Why do people choose Chapter 7 Bankruptcy and some of its explanations
Bankruptcy has many different types, but Chapter 7 Bankruptcy is the most common type of bankruptcy filed by ordinary consumers. The case of Chapter 7 is easier, faster and cheaper than Chapter 13. The object of the submission of Chapter 7 is to get rid of all your debts without collateral, such as credit cards, and even most of the valuations.
If you file a bankruptcy case, you are a debtor. The purpose of the debtor is to obtain a debt that has been determined by the court to notify the debtor’s creditor that the debtor has fulfilled the requirements for filing a Chapter 7 case. Instead, the debtor no longer should pay certain debts. To be eligible for Chapter 7 bankruptcy, the debtor must be able to show that he really cannot afford to pay part of his debt. After all the necessary living expenses, such as rent or mortgage payments, food, clothing, car payments, insurance, and other daily necessities, there is no other income left to pay for credit cards and other unsecured debt.

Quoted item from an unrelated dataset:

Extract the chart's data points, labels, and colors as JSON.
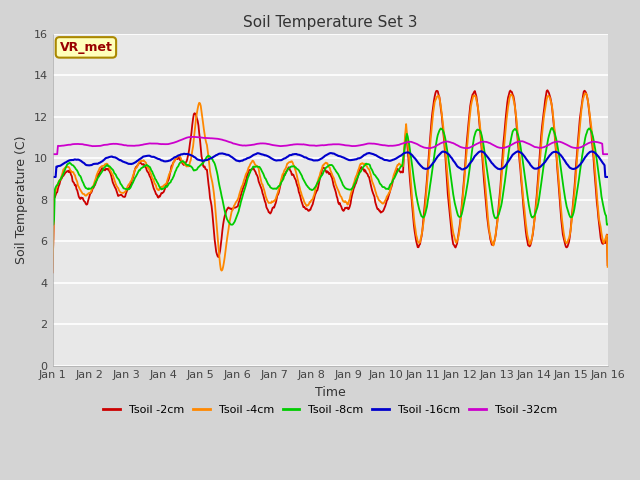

Chapter 7 bankruptcy also requires that if a debtor has a valuable asset allowed in an exception, then the asset must be submitted for liquidation or sold to pay the creditor. Each state differs in the number of exceptions or limits on the value of assets saved in Chapter 7. For example, California, states that couples who are married under the age of 65 can own a home with no more than $ 75,000 of equity. Other exemptions include relatively low-value vehicles, household furniture, equipment, and other personal assets. The most protected asset in any state is an eligible pension account. Slightly different from Chapter 7 Bankruptcy Oklahoma, for example, maybe freed or protected in most circumstances.
In short, Chapter 7 bankruptcy gives debtors a second chance to be freed from unsecured debt. If the debtor has a valuable asset that exceeds the small amount allowed to be saved, then the asset will be taken and sold to pay something against the debt. If the debtor is sufficient to repay the debt, the debtor will not be eligible for the Chapter 7 disbursement. Likewise, if the debtor has valuable assets and does not want to take the risk of being taken or sold, Chapter 7 is not a good choice for the debtor.
In one of these unsecured debt cases, the debtor must consider bankruptcy Chapter 13, where the debtor is expected to pay what he can pay in addition to the cost of living for a period of 3 or 5 years. However, under Chapter 13, the debtor can keep all of his assets. Nothing is taken from debtors Chapter 13. In considering whether to file Chapter 7 bankruptcy or Chapter 13 bankruptcy, they should always consult with a competent Bankruptcy Attorney.